Bloody good times

Lunch on a park bench. Anti-SDF armrests forcing my elbows uncomfortably upwards. The slip of a camping spoon in a plastic box. Hot air, a grey haze, a deep sense of insatisfaction. The grass was overcast, tinted with the ink of the glowering sky. A gardener walked by, his idling strimming machine puffing the earth’s dust into the air. His tattooed forearms were tensed around the handle of this nature botherer, his sun addled ink stretched and faded. The spoon slipped on in the box.

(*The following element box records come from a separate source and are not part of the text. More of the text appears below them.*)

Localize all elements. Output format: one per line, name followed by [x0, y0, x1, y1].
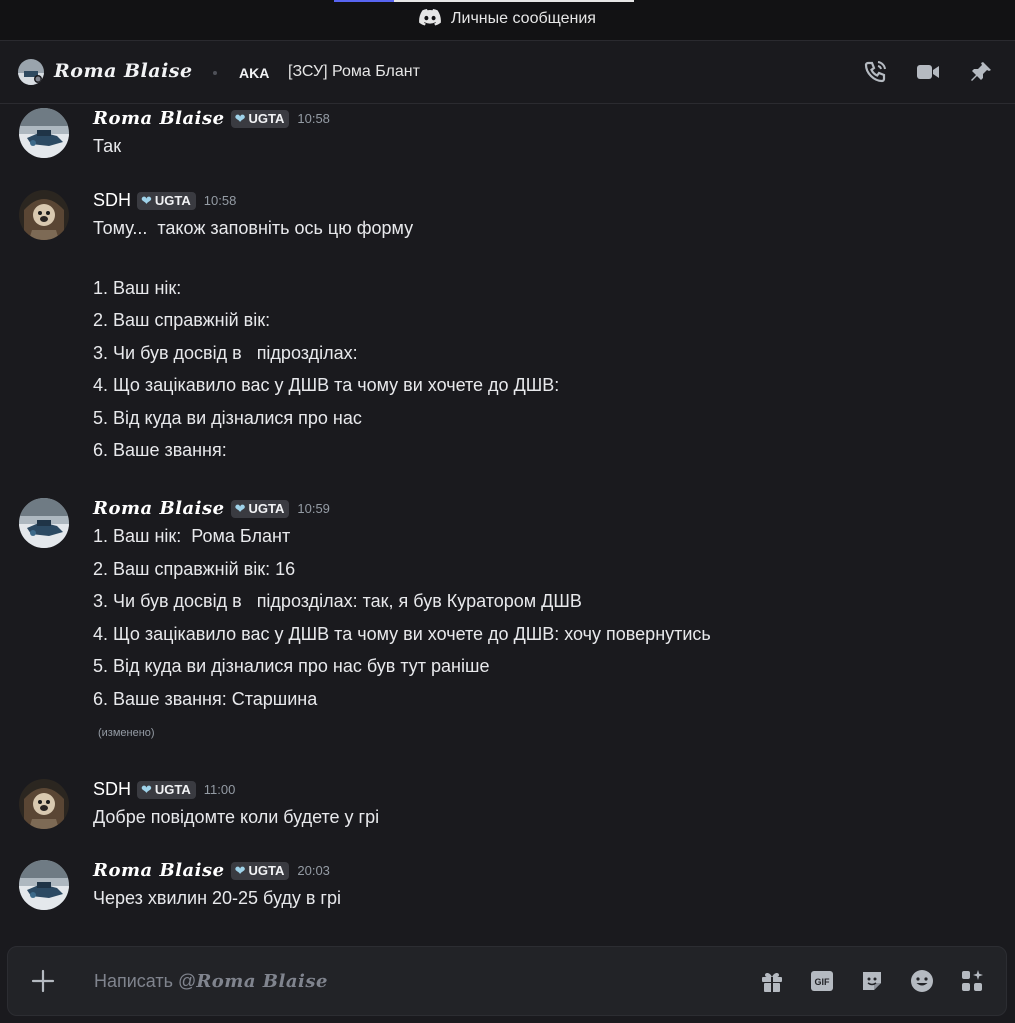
- message-line: 3. Чи був досвід в підрозділах:: [93, 343, 358, 363]
- server-tag[interactable]: ❤ UGTA: [230, 861, 290, 880]
- avatar[interactable]: [19, 108, 69, 158]
- author-name[interactable]: 𝑹𝒐𝒎𝒂 𝑩𝒍𝒂𝒊𝒔𝒆: [93, 498, 225, 519]
- window-title-group: Личные сообщения: [0, 9, 1015, 31]
- message-line: 5. Від куда ви дізналися про нас: [93, 408, 362, 428]
- avatar[interactable]: [19, 498, 69, 548]
- avatar[interactable]: [19, 779, 69, 829]
- apps-icon[interactable]: [959, 968, 985, 994]
- message-line: 2. Ваш справжній вік: 16: [93, 559, 296, 579]
- author-name[interactable]: 𝑹𝒐𝒎𝒂 𝑩𝒍𝒂𝒊𝒔𝒆: [93, 860, 225, 881]
- timestamp[interactable]: 10:58: [204, 193, 237, 208]
- message-header: 𝑹𝒐𝒎𝒂 𝑩𝒍𝒂𝒊𝒔𝒆 ❤ UGTA 10:58: [93, 108, 330, 132]
- timestamp[interactable]: 10:59: [297, 501, 330, 516]
- message-line: 5. Від куда ви дізналися про нас був тут…: [93, 656, 490, 676]
- message-header: SDH ❤ UGTA 10:58: [93, 190, 236, 214]
- message-line: 1. Ваш нік:: [93, 278, 182, 298]
- window-titlebar: Личные сообщения: [0, 0, 1015, 41]
- video-call-icon[interactable]: [915, 60, 941, 84]
- pin-icon[interactable]: [968, 60, 994, 84]
- message-header: SDH ❤ UGTA 11:00: [93, 779, 235, 803]
- server-tag-label: UGTA: [248, 500, 285, 516]
- message-line: Тому... також заповніть ось цю форму: [93, 218, 414, 238]
- server-tag-label: UGTA: [248, 862, 285, 878]
- server-tag-label: UGTA: [154, 192, 191, 208]
- author-name[interactable]: 𝑹𝒐𝒎𝒂 𝑩𝒍𝒂𝒊𝒔𝒆: [93, 108, 225, 129]
- message-line: 6. Ваше звання:: [93, 440, 227, 460]
- message-line: Добре повідомте коли будете у грі: [93, 807, 380, 827]
- aka-label: AKA: [239, 65, 270, 81]
- message-line: 1. Ваш нік: Рома Блант: [93, 526, 291, 546]
- avatar[interactable]: [19, 190, 69, 240]
- timestamp[interactable]: 11:00: [204, 782, 236, 797]
- server-tag[interactable]: ❤ UGTA: [230, 499, 290, 518]
- message-line: 3. Чи був досвід в підрозділах: так, я б…: [93, 591, 582, 611]
- window-tab-indicator: [334, 0, 634, 2]
- heart-icon: ❤: [141, 192, 152, 208]
- dm-header: 𝑹𝒐𝒎𝒂 𝑩𝒍𝒂𝒊𝒔𝒆 AKA [ЗСУ] Рома Блант: [0, 41, 1015, 104]
- timestamp[interactable]: 20:03: [297, 863, 330, 878]
- message-input-placeholder-name: 𝑹𝒐𝒎𝒂 𝑩𝒍𝒂𝒊𝒔𝒆: [196, 971, 328, 992]
- emoji-icon[interactable]: [909, 968, 935, 994]
- message-line: Так: [93, 136, 122, 156]
- header-display-name[interactable]: 𝑹𝒐𝒎𝒂 𝑩𝒍𝒂𝒊𝒔𝒆: [54, 60, 193, 82]
- message-line: 6. Ваше звання: Старшина: [93, 689, 318, 709]
- avatar[interactable]: [19, 860, 69, 910]
- gif-icon[interactable]: GIF: [809, 968, 835, 994]
- message-line: Через хвилин 20-25 буду в грі: [93, 888, 342, 908]
- author-name[interactable]: SDH: [93, 779, 131, 799]
- timestamp[interactable]: 10:58: [297, 111, 330, 126]
- edited-label: (изменено): [98, 727, 155, 739]
- message-input[interactable]: Написать @𝑹𝒐𝒎𝒂 𝑩𝒍𝒂𝒊𝒔𝒆: [94, 971, 328, 992]
- heart-icon: ❤: [234, 862, 246, 878]
- message-line: 4. Що зацікавило вас у ДШВ та чому ви хо…: [93, 624, 711, 644]
- server-tag-label: UGTA: [154, 781, 191, 797]
- heart-icon: ❤: [234, 110, 246, 126]
- window-title: Личные сообщения: [451, 10, 596, 27]
- message-line: 2. Ваш справжній вік:: [93, 310, 271, 330]
- gift-icon[interactable]: [759, 968, 785, 994]
- message-line: 4. Що зацікавило вас у ДШВ та чому ви хо…: [93, 375, 560, 395]
- heart-icon: ❤: [234, 500, 246, 516]
- message-list[interactable]: 𝑹𝒐𝒎𝒂 𝑩𝒍𝒂𝒊𝒔𝒆 ❤ UGTA 10:58 Так SDH ❤ UGTA 10:58 …: [0, 104, 1015, 944]
- message-header: 𝑹𝒐𝒎𝒂 𝑩𝒍𝒂𝒊𝒔𝒆 ❤ UGTA 20:03: [93, 860, 330, 884]
- message-input-placeholder-prefix: Написать @: [94, 971, 197, 991]
- sticker-icon[interactable]: [859, 968, 885, 994]
- author-name[interactable]: SDH: [93, 190, 131, 210]
- gif-icon-label: GIF: [815, 977, 831, 987]
- header-nickname: [ЗСУ] Рома Блант: [288, 63, 420, 80]
- server-tag[interactable]: ❤ UGTA: [137, 780, 196, 799]
- message-composer: Написать @𝑹𝒐𝒎𝒂 𝑩𝒍𝒂𝒊𝒔𝒆 GIF: [7, 946, 1007, 1016]
- discord-logo-icon: [419, 9, 441, 31]
- heart-icon: ❤: [141, 781, 152, 797]
- add-attachment-icon[interactable]: [30, 968, 56, 994]
- header-avatar[interactable]: [18, 59, 44, 85]
- server-tag[interactable]: ❤ UGTA: [137, 191, 196, 210]
- server-tag[interactable]: ❤ UGTA: [230, 109, 290, 128]
- server-tag-label: UGTA: [248, 110, 285, 126]
- header-separator-dot: [213, 71, 217, 75]
- message-header: 𝑹𝒐𝒎𝒂 𝑩𝒍𝒂𝒊𝒔𝒆 ❤ UGTA 10:59: [93, 498, 330, 522]
- voice-call-icon[interactable]: [863, 60, 889, 84]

We watched as a mn and his pushbike trundled towards us, his infant charge sat limp in the seat, solemnly watching us as her tender manoeuvred a hip height handle. “Ça pédale bien hein?” I remarked, nodding to the listless toddler, not expecting more than a shrug. “La jeunesse, c’est pas comme avant” I earned by way of response.

The elderly engine read apathy in my regard and thought that I too had seen the woes of the world. “5 francs l’heure je gagnais à l’époque, je vivais bien. Maintenant on dépense trop, c’est de la merde.” I nodded, slipping the spoon once more as though preparing a weighty soliloquy. “Au moins il y a de la vie hein?” I reply, nodding at the infant, whilst keeping my eyes at a suitably weary half squint. 

“Les petits enfants, je les tape pas” the stoker remarked. I grunted and looked elsewhere. The ensemble shuffled on. I put the spoon away.